StingRay rummages in a kitchen drawer she knows about, bringing back a large red flashlight and flipping it on.

They all three sit there, looking at the beam of the flashlight playing against the wall.

“Still dread,” says Lumphy. “Dread and more dread.”

“How about another flashlight?” StingRay rushes back to the drawer and brings another.

Lumphy turns it on. He stares at the pool of light it makes, darker and yellower than that made by the other flashlight.

“Still dread,” he says, after a while.

“Look at my shadow!” says Plastic. She bounces across the beams of light. “Look at me go! Hey, do you know why shadows get bigger and smaller? Why do shadows get bigger and smaller?”

“Why are we here?” moans Lumphy.

“You should go upstairs to bed,” says StingRay. “I think you’re really tired.”

“I can’t sleep,” says Lumphy. “I can’t sleep for all the wondering.”

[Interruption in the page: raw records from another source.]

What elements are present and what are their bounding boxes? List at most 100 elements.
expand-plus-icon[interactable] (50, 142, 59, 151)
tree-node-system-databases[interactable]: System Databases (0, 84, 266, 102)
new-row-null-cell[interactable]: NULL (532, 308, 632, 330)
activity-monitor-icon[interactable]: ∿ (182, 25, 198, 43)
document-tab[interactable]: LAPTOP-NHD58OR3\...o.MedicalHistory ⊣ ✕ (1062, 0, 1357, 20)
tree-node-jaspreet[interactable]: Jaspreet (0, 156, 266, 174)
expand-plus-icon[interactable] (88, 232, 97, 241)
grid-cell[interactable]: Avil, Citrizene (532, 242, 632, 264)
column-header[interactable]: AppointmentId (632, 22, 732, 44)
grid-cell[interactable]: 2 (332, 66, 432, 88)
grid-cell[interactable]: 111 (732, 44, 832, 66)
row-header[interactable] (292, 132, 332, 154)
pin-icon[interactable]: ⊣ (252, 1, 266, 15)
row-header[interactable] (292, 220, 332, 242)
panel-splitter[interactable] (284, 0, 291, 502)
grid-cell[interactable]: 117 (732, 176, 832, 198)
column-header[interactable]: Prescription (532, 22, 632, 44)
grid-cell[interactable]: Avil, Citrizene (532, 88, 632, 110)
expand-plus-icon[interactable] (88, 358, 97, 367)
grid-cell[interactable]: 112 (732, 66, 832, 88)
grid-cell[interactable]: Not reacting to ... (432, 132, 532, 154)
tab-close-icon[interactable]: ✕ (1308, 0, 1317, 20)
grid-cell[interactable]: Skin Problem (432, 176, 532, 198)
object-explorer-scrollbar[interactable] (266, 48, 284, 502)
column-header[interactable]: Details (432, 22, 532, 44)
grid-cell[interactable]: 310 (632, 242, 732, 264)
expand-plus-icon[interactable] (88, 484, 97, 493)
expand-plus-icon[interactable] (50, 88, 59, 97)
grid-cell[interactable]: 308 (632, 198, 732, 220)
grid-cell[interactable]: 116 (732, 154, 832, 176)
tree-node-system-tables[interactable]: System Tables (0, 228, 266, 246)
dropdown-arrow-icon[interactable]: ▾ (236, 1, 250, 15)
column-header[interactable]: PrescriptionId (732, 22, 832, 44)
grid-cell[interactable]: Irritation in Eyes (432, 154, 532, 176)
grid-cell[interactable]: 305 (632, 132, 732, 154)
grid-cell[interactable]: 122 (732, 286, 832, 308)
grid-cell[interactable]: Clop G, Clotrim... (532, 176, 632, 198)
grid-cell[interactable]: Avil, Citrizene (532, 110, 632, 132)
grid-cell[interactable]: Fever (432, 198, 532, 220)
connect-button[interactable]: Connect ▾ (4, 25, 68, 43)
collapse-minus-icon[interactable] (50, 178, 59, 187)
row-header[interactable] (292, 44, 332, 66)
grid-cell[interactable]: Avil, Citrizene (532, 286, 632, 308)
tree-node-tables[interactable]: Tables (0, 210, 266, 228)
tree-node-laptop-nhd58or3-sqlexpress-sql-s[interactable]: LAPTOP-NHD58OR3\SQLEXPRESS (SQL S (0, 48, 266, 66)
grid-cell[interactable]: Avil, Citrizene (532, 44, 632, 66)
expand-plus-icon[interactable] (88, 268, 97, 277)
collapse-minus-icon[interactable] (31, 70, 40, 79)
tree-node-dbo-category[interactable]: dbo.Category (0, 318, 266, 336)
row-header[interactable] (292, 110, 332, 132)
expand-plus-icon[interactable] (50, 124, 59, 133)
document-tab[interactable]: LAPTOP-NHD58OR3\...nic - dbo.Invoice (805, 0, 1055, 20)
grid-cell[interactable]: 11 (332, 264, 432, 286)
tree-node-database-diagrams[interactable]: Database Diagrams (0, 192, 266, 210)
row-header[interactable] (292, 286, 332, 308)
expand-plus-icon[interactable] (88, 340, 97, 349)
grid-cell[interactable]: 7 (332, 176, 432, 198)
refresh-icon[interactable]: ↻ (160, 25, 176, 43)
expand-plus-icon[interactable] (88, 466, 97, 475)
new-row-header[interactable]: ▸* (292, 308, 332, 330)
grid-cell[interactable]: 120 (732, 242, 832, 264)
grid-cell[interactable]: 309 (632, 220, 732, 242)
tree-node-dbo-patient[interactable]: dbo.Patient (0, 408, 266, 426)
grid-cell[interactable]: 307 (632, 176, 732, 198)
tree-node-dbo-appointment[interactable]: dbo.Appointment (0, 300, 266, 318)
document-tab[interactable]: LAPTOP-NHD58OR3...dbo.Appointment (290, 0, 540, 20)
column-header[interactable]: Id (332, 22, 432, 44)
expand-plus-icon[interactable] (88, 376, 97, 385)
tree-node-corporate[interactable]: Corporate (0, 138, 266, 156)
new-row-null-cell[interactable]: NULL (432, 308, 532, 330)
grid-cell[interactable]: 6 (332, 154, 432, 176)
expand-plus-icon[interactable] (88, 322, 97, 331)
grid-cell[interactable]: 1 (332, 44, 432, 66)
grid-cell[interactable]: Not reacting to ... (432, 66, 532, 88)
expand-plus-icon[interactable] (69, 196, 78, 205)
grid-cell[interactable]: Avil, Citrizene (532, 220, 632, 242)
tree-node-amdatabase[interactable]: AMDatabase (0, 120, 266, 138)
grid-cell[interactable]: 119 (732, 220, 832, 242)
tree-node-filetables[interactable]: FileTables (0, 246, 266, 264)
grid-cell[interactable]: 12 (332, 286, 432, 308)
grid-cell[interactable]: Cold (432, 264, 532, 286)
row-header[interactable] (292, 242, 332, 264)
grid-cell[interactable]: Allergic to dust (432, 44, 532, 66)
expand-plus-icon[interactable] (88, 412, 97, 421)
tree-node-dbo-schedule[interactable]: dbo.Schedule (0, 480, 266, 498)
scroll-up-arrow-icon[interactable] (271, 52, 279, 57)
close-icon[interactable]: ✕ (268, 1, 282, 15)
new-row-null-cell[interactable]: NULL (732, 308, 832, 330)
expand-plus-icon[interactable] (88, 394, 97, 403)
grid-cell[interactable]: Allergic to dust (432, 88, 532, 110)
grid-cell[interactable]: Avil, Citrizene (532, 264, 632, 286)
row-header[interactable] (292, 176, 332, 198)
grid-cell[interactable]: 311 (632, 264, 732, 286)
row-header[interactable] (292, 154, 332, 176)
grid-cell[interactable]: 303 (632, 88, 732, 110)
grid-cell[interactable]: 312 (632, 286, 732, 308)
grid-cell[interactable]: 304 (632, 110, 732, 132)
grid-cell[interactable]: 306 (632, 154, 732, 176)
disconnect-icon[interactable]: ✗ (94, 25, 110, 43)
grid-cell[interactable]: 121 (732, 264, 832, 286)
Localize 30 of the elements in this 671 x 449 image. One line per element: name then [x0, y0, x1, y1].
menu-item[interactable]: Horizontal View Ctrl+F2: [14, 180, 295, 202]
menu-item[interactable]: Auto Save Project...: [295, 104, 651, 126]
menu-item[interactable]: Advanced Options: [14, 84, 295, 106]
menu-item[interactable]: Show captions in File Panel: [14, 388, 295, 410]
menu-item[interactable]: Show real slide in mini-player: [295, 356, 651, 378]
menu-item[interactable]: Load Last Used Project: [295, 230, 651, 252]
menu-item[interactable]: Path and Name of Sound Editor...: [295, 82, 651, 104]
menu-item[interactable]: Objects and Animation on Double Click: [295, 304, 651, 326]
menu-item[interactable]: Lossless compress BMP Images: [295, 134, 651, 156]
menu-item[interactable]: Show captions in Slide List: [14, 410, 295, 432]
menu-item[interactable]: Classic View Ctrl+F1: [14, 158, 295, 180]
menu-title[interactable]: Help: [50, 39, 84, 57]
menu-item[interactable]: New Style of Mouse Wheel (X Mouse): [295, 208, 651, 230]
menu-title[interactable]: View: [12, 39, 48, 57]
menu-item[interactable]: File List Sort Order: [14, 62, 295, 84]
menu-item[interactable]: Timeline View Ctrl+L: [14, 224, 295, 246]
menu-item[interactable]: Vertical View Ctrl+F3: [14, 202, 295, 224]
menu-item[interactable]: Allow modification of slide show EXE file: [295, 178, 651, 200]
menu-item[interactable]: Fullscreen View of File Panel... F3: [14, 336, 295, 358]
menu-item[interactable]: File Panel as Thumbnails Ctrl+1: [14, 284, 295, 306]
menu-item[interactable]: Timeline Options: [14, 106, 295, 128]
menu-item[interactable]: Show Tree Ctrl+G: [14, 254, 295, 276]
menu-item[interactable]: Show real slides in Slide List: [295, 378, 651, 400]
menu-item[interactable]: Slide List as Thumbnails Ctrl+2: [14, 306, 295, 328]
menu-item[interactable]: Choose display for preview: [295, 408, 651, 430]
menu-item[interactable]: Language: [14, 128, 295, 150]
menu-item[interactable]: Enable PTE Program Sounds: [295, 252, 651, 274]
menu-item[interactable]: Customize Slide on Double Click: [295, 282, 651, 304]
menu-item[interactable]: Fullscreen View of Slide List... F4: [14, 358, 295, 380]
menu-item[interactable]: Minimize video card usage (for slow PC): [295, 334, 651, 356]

StingRay is quite tired herself. She is used to sleeping all night with the Girl. But she will not leave her friend when he needs her. “Come with me,” she tells him. “There’s a light in the linen closet. The people will never notice it’s on. You can lie in there with the towels and sheets and things.”

She leads the way, even though she is a little nervous about the mean towel club that Bobby Dot mentioned so long ago. She has never spoken with any towel but TukTuk, but StingRay knows that the purple grown-up towels inhabit both the adult bathroom and the linen closet at the far end of the hall. She squashes down her fear and lurches up the stairs, pushing with her tail. Plastic and Lumphy follow.

When they get to the closet, StingRay slides one flipper underneath the door and pulls sharply. It pops open, and Plastic bounces herself at the light switch inside.

“Sleeping!”

“Sleeping!”

“Sleeping!”

A chorus of purple towels, stacked neatly one on top of the other, sits on a low shelf. Higher up are sheets, pillowcases, boxes of tissues, and rolls of toilet paper.

“Hello!” cries Plastic. “How’s it going in here?”